Everybody thinks about their lives and careers as a story. When we evaluate how good a story it is we tend to think about the high points, low points and most recent feelings only, neglecting how long any of those things lasted. [Summarized from the chapter 36 “Life as a Story”]
This made me think of how a bad week, or a very bad incident in the past can negatively color the story of an employee with an otherwise happy tenure leading to what Michael Lopp calls shields down moments. This can feel unfair for managers who are doing things right and want to maintain their teams, but the main lesson I take is to not let little annoyances fester without addressing them, as little things can shift people’s attitudes by more than is justified by a big picture view.
Humans have a number of cognitive traits that make us bad at predicting and estimating — we ignore evidence that is not currently on our mind, become confident on relatively small pieces of information, and have a tendency to simplify complexity away by answering easier questions than what we’ve been asked. We also over-weight “causal thinking” and underestimate regression to the mean. [Summarized from Chapters 18-24]
This was easy enough to accept personally – I’m perennially overconfident in my estimates. The lesson here in my mind is that more process around predictions may lead to better outcomes; left to our own devices we’ll think less about predictions and not notice that our confidence is based on flimsy evidence. For more important predictions, processes that force us to be more thorough should help.

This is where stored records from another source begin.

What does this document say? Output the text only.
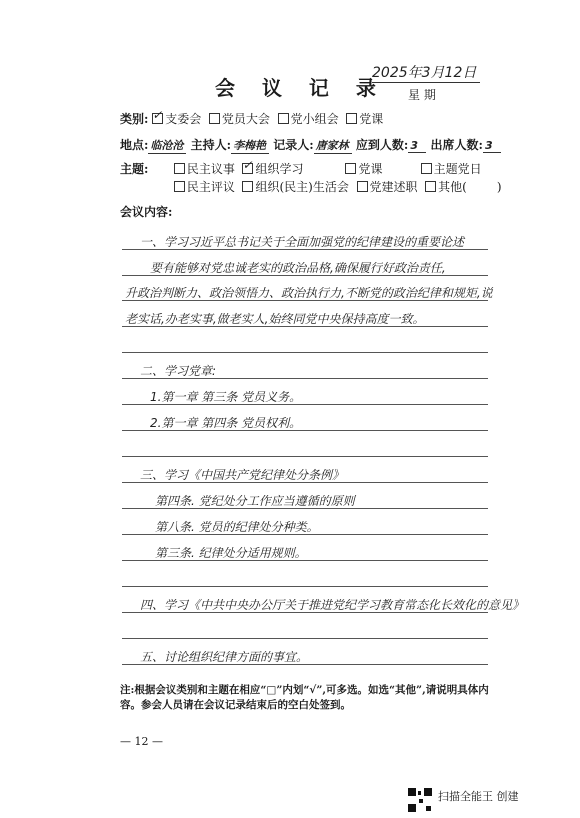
会 议 记 录
2025年3月12日
星 期
类别: ✓ 支委会 党员大会 党小组会 党课
地点: 临沧沧 主持人: 李梅艳 记录人: 唐家林 应到人数: 3 出席人数: 3
主题:	民主议事 ✓ 组织学习	党课	主题党日
民主评议 组织(民主)生活会 党建述职 其他(	)
会议内容:
一、学习习近平总书记关于全面加强党的纪律建设的重要论述
要有能够对党忠诚老实的政治品格,确保履行好政治责任,
升政治判断力、政治领悟力、政治执行力,不断党的政治纪律和规矩,说
老实话,办老实事,做老实人,始终同党中央保持高度一致。
二、学习党章:
1.第一章 第三条 党员义务。
2.第一章 第四条 党员权利。
三、学习《中国共产党纪律处分条例》
第四条. 党纪处分工作应当遵循的原则
第八条. 党员的纪律处分种类。
第三条. 纪律处分适用规则。
四、学习《中共中央办公厅关于推进党纪学习教育常态化长效化的意见》
五、讨论组织纪律方面的事宜。
注:根据会议类别和主题在相应“□”内划“√”,可多选。如选“其他”,请说明具体内容。参会人员请在会议记录结束后的空白处签到。
— 12 —
扫描全能王 创建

Humans are very sensitive to how questions are framed — we hate losing things more than we like gaining them, are very associative in our thinking, and often aren’t consistent in how we make choices depending on external factors like a suggested answer, another question we were just asked, or how close it is to a meal. [Summarized from Chapters 25-34]
I see this type of stuff in behavioral economics mostly quoted in terms of “nudge” like behavioral manipulation, but this mostly has me thinking about the importance of communication plans. It’s easy to think that getting info passed to a team or individual is more important than how you do it, but actually how choices and changes are communicated has a real impact on how people feel about them, which can make a big difference to team morale and retention over the course of many communication opportunities. Lara Hogan has some good resources on communication plans including this article.
We all overweight things that are easy for us to see vs things that are not (availability bias). We tend to see our own contributions as bigger and more meaningful than others, our own challenges as more painful, and our own skills as more impressive. Because of course we see all the evidence for those and only a fraction of what others are doing. [Summarized from Chapter 12 and some references elsewhere]
This was a good reminder to me to be humble and not overweight my own accomplishments first. But it also is a good thing to keep in mind the next time a teammate feels underappreciated or that they may have been unfairly passed up for an opportunity. We’re all prisoners of our own perspectives, and while that may sometimes lead us astray in terms of how we stack up a little grace can go a long way here.